Souvent, les jours d’élections sont aussi des journées d’émeutes dans différentes localités de la région, des jeunes tentant régulièrement de saccager des bureaux de vote.

Qu’à cela ne tienne. Pour Mazouz, son parti, qui réalise le plus souvent ses meilleurs scores en Kabylie, « bien implanté dans la région, au contact de la population et des militants berbéristes », saura conquérir le cœur des électeurs. Il lui faudra, tout de même, renouer avec l’exercice électoral : le parti a boycotté les législatives de 2012, ainsi que les présidentielles de 2009 et de 2014.

Cette adhésion de l’électorat kabyle au RCD semble moins sûre pour Arezki Abboute, membre fondateur du nouveau mouvement Rassemblement pour la Kabylie (RPK), créé fin février 2017 à Tizi Ouzou. Ce vieux routard, passé par la case prison dans les années 1980 pour sa participation au Printemps berbère, rappelle : « En dehors de rares exceptions, comme les premières élections plurielles au début des années 1990, la tendance est à la méfiance envers les partis. » Il concède : « Le RCD conserve une base militante réelle dans la région et une composante amazighe claire, plus en tout cas que le Front des forces socialistes (FFS) qui a petit à petit délaissé les revendications berbéristes. »

Le RPK, qui se distingue du fameux Mouvement pour l’autodétermination de la Kabylie (MAK) en rejetant le mot d’ordre d’indépendance de la Kabylie au profit d’une exigence d’autonomie politique au sein de l’état algérien, donnera-t-il des consignes de vote ? « Pour le moment, nous n’avons donné aucune consigne.
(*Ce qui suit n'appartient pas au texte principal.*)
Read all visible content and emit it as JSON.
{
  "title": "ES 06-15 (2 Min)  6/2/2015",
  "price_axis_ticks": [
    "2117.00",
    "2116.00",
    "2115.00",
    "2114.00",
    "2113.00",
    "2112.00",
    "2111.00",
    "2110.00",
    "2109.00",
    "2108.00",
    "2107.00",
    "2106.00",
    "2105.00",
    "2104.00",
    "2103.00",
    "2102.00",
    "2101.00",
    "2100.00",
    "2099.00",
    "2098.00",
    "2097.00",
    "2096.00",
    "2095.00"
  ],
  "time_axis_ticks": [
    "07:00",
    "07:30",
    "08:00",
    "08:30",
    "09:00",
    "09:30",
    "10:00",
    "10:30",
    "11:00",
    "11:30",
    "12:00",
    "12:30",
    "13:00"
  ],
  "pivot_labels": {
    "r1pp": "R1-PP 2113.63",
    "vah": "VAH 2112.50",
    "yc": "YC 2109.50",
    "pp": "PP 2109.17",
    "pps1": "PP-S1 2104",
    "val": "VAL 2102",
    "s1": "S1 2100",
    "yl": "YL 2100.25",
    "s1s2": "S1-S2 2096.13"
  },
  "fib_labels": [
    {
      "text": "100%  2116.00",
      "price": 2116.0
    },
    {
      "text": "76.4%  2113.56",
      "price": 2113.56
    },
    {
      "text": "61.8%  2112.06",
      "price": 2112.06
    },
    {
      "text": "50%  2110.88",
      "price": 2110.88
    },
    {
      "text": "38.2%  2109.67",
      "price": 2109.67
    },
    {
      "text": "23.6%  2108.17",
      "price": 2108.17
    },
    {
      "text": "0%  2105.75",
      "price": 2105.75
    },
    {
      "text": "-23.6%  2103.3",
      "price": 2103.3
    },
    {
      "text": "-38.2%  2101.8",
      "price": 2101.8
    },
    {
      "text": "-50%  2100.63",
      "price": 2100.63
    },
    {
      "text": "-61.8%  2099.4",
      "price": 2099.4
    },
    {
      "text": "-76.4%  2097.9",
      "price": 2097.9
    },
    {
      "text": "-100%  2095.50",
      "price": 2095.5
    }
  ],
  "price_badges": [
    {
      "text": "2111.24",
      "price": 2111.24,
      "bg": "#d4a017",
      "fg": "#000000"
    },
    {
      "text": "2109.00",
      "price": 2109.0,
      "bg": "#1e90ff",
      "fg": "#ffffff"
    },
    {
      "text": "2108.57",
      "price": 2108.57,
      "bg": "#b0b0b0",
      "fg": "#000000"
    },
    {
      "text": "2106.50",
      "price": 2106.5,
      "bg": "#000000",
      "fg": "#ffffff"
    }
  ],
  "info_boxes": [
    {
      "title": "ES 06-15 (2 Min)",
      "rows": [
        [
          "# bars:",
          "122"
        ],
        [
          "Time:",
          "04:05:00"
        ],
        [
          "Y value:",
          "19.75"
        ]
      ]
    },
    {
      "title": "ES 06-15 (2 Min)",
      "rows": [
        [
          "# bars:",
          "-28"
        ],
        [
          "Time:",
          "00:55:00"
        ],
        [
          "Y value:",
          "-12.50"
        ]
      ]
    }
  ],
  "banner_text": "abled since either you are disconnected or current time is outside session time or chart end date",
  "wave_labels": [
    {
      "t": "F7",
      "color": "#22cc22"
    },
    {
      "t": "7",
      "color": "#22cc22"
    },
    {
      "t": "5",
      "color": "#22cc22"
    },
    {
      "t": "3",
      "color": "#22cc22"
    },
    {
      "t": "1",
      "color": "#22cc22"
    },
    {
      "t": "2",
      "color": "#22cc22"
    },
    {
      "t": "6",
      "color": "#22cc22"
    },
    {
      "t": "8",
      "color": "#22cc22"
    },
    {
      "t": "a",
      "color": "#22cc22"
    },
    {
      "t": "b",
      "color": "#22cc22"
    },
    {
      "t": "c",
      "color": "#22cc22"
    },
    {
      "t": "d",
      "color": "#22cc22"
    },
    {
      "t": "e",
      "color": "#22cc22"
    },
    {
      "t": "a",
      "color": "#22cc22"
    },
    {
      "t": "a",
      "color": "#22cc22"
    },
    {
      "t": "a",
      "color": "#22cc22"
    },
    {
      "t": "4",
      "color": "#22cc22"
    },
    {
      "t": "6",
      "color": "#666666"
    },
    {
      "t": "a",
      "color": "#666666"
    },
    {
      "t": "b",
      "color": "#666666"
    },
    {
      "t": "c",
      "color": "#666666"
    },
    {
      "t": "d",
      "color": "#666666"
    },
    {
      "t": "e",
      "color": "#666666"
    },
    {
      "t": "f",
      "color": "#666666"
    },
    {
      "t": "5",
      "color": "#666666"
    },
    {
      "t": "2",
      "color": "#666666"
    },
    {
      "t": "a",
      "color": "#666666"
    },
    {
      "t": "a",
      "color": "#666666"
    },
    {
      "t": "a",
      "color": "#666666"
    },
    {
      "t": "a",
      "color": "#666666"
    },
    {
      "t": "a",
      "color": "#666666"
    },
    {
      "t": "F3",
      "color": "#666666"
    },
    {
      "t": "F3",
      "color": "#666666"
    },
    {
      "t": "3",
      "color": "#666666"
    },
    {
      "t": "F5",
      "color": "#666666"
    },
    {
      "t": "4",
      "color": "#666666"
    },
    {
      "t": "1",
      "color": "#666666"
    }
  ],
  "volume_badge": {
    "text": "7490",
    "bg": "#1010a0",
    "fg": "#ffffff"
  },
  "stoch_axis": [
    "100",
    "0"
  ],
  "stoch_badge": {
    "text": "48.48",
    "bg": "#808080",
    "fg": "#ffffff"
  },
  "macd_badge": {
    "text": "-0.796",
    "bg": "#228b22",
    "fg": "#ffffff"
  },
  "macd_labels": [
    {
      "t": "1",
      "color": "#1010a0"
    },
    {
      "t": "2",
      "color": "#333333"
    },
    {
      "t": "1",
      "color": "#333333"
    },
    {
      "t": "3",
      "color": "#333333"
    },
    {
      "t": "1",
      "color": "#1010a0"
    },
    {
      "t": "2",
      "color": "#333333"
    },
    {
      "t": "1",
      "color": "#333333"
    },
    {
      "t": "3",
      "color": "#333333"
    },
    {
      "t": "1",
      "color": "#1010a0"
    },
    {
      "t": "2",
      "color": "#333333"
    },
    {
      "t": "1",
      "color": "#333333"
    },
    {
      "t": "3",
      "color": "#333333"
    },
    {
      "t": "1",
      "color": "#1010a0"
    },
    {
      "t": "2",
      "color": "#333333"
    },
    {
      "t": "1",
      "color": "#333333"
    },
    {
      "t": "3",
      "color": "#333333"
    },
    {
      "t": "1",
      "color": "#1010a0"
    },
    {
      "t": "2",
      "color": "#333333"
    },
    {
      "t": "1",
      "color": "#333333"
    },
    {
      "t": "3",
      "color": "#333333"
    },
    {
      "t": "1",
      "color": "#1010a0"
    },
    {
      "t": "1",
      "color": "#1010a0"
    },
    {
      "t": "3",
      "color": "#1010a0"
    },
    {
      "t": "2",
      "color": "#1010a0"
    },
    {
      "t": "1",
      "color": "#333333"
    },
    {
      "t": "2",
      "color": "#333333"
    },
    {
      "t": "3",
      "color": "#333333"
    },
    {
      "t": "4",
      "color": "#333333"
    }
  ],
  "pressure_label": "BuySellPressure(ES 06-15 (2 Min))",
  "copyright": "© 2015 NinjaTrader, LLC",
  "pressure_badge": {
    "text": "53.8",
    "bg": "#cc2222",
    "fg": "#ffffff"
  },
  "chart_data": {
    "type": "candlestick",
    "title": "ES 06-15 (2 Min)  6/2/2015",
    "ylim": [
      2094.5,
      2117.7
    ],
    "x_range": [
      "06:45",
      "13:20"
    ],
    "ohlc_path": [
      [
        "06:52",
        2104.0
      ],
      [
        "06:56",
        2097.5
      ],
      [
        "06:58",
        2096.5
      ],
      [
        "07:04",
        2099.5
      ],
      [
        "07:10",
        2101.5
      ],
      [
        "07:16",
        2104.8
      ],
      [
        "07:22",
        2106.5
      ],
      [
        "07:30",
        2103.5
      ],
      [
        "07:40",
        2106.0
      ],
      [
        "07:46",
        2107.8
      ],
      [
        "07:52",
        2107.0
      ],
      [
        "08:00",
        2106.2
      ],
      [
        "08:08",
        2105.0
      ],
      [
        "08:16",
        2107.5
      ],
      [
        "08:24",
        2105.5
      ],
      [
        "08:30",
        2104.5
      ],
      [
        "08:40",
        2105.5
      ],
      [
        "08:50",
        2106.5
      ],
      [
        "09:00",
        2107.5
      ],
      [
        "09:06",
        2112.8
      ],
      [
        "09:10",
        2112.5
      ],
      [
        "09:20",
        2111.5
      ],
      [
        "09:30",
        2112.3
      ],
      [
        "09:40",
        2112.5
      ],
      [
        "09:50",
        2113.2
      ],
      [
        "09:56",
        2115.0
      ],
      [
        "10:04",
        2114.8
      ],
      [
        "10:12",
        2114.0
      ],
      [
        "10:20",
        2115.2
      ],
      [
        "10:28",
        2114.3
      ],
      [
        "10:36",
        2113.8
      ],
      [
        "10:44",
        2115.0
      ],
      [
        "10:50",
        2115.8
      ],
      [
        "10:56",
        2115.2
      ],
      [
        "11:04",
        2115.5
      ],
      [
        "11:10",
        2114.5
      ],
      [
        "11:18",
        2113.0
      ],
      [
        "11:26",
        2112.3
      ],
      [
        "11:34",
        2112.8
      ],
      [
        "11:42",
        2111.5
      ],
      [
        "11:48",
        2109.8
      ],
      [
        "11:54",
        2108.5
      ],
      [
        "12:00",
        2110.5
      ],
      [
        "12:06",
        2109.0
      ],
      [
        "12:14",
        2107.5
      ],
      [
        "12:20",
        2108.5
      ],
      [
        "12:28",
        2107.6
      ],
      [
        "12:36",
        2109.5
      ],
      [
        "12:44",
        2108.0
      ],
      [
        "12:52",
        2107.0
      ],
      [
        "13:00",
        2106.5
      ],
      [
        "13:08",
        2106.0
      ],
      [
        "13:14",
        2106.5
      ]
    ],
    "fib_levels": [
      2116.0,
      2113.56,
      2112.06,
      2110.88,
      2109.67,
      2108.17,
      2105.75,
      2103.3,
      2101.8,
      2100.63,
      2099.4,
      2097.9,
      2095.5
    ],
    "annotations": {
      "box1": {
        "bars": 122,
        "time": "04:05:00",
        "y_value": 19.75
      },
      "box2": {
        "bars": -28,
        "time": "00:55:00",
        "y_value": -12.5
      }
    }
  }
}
Nous préférons nous concentrer sur notre agenda et sur les luttes du peuple kabyle. »

Mais cette logique, visiblement partagée par de nombreux tenants des droits des amazighs, ne doit pas, selon Abboute, pousser le RPK à bouder les échéances nationales : « Nous allons, quelle que soit notre décision définitive concernant les élections, mener notre campagne. » Le RPK profitera du moment de la campagne électorale pour pousser ses revendications auprès de l’opinion publique.

Le MAK : marcher plutôt que voter

Reste le MAK, fondé par le médiatique Ferhat Mehenni qui vit aujourd’hui à Paris, partisan d’un boycott pur et dur du scrutin. Le mouvement, miné par de récentes brouilles internes, continue de rejeter totalement l’idée d’une participation à un scrutin jugé illégitime. Si au RPK on sous-entend que les militants peuvent se laisser tenter par un bulletin RCD, rien de tel au MAK.

Quelques semaines avant les législatives, les militants berbéristes pourront profiter des traditionnelles marches du 20 avril qui commémorent le Printemps Berbère de 1980 pour avancer leurs mots d’ordre. Depuis plusieurs années, les plus gros cortèges sont incontestablement ceux du MAK.

« Certes, le MAK vit une passe difficile, mais il pourra profiter des commémorations de 1980 pour faire monter la tension et mener une campagne efficace » assure un observateur.